2003 yılında ilk Kürtçe oyununu oynadı ve 2009’a kadar repertuarının yarısı Kürtçe eserlerden oluşturdu. 2009’dan sonra ise tamamen Kürtçe’ nin Kurmacî ve Zazakî lehçeleriyle tiyatrosunu icra etti. 2016 yılının Kasım ayında AKP hükümetinin belediyeye atadığı kayyum 2017’nin Ocak ayında tüm tiyatro oyuncularının sözleşmelerini feshedene kadar Şehir Tiyatrosu 2’si çocuk oyunu olmak üzere yılda en az 5 tiyatro oyununu seyircisiyle buluşturdu. 2012’de uluslar arası (Amsterdam- Theatre Rast) bir proje olan Hamlet oyunuyla Avrupa, Irak ve Türkiye’de toplam 60’ın üzerinde gösteriyle büyük yankı uyandırdı.

Ayrıca Kürt destanı olan Mem û Zîn’i oyunlaştırarak 60 oyuncu ve müzisyenle mekân tiyatrosu biçiminde Diyarbakır’ın Sur semtindeki Cemil Paşa Konağı’nda tasarlayarak kültürel dokusu olan güçlü bir işe imzasını attı. Türkiye’de yerel yönetimlerin desteğiyle icra edilen Kürtçe tiyatro dönemi hukuksuz usullerle son buldu ama yeni sayfa açıldı.

Profesyonel oyunculardan oluşan Diyarbakır Şehir Tiyatrosu oyuncuları zaman kaybetmeden bir araya gelerek tiyatro geleneklerini Şanoya Bajêr a Amedê (Amed Şehir Tiyatrosu/ AŞT) olarak devam etme kararına vardı. Şubat 2017 yılında yeni isim ve mekânla özel tiyatro yapmaya başladı. AŞT devlet kurumlarından ekonomik destek almadan sadece üretimlerini seyircisiyle buluşturarak sanatsal öyküsünü oluşturdu.

Amed Şehir Tiyatrosu’nun yalnızca Diyarbakır’da değil, tüm bölgede anadilinde, bağımsız ve alternatif tiyatro alanında büyük bir boşluğu doldurdu. 2017’den şimdiye ekonomik ve siyasal açıdan oldukça zor şartlara rağmen ayakta durmayı başardı. Kültür ve sanat yoluyla yurttaşların, özellikle gençlerin bir araya gelmesine, özgürce tartışmasına, içerik ve etkinlik üretmesine, kendini ifade etmesine ve bunların sonucunda Kürtçe’ nin sanatsal alanda kullanılmasına, demokratik yurttaşlığın ve demokrasinin gelişmesine katkıda bulundu.

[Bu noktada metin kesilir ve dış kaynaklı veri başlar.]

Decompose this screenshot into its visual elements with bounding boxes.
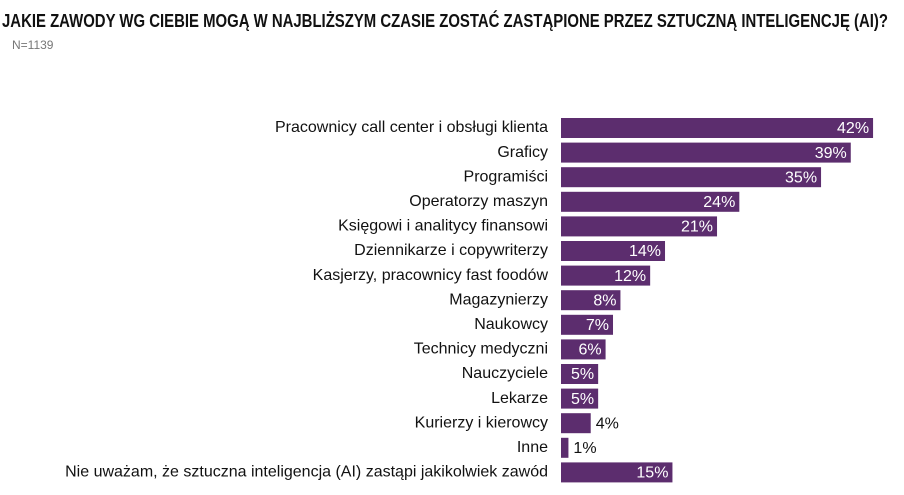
value-label: 5%: [571, 366, 594, 383]
value-label: 35%: [785, 169, 817, 186]
value-label: 24%: [703, 194, 735, 211]
category-label: Dziennikarze i copywriterzy: [354, 242, 548, 259]
bar: [561, 339, 606, 360]
value-label: 42%: [837, 120, 869, 137]
value-label: 8%: [593, 292, 616, 309]
bar: [561, 118, 874, 138]
value-label: 14%: [629, 243, 661, 260]
value-label: 21%: [681, 219, 713, 236]
bar: [561, 265, 651, 286]
bar: [561, 216, 718, 237]
value-label: 15%: [636, 465, 668, 482]
bar: [561, 413, 591, 434]
category-label: Magazynierzy: [449, 291, 548, 308]
value-label: 39%: [815, 145, 847, 162]
bar: [561, 167, 822, 188]
category-label: Nauczyciele: [462, 365, 548, 382]
chart-title: JAKIE ZAWODY WG CIEBIE MOGĄ W NAJBLIŻSZY…: [2, 10, 888, 31]
category-label: Technicy medyczni: [414, 341, 548, 358]
bar: [561, 364, 599, 384]
value-label: 7%: [586, 317, 609, 334]
category-label: Operatorzy maszyn: [409, 193, 548, 210]
value-label: 1%: [573, 440, 596, 457]
category-label: Naukowcy: [474, 316, 548, 333]
category-label: Lekarze: [491, 390, 548, 407]
category-label: Programiści: [464, 168, 548, 185]
category-label: Kasjerzy, pracownicy fast foodów: [313, 267, 549, 284]
category-label: Graficy: [497, 144, 548, 161]
value-label: 6%: [578, 342, 601, 359]
value-label: 12%: [614, 268, 646, 285]
bar: [561, 191, 740, 212]
value-label: 5%: [571, 391, 594, 408]
chart-subtitle: N=1139: [12, 38, 54, 52]
category-label: Kurierzy i kierowcy: [415, 414, 548, 431]
category-label: Księgowi i analitycy finansowi: [338, 218, 548, 235]
bar: [561, 142, 851, 163]
category-label: Pracownicy call center i obsługi klienta: [275, 119, 548, 136]
value-label: 4%: [596, 415, 619, 432]
bar: [561, 314, 614, 335]
category-label: Nie uważam, że sztuczna inteligencja (AI…: [65, 464, 548, 481]
bar: [561, 290, 621, 311]
bar: [561, 241, 666, 261]
bar: [561, 462, 673, 483]
bar: [561, 437, 569, 458]
bar: [561, 388, 599, 409]
category-label: Inne: [517, 439, 548, 456]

Sanatsal üretimlerimizin yarattığı etki alanı sonucunda 2020 yılında seyirci, meslek odaları, tiyatro grupları, EED ve Goethe Enstitüsü gibi sanat destekçisi kurumlarının katkıları ile 150 kişilik tiyatro merkezi inşa etti. Günümüz Türkiye’sinin politik baskıları nedeniyle sıkıştırılan kamusal alanların tersine AŞT 1 yıl içinde üretimleriyle ortalama 8000 seyirciye ulaştı.

Dramaturg, oyuncu, yönetmen ve ses- ışık teknikeri olan toplam 14 kişilik bir grupla 4 yıllık özel tiyatro öyküsünde 4 tiyatro festivali, 1 çocuk festivali, 4’ü çocuk oyunu olmak üzere 13 oyun sahneledi. AŞT kesintisiz tiyatro serüvenine devam etmektedir.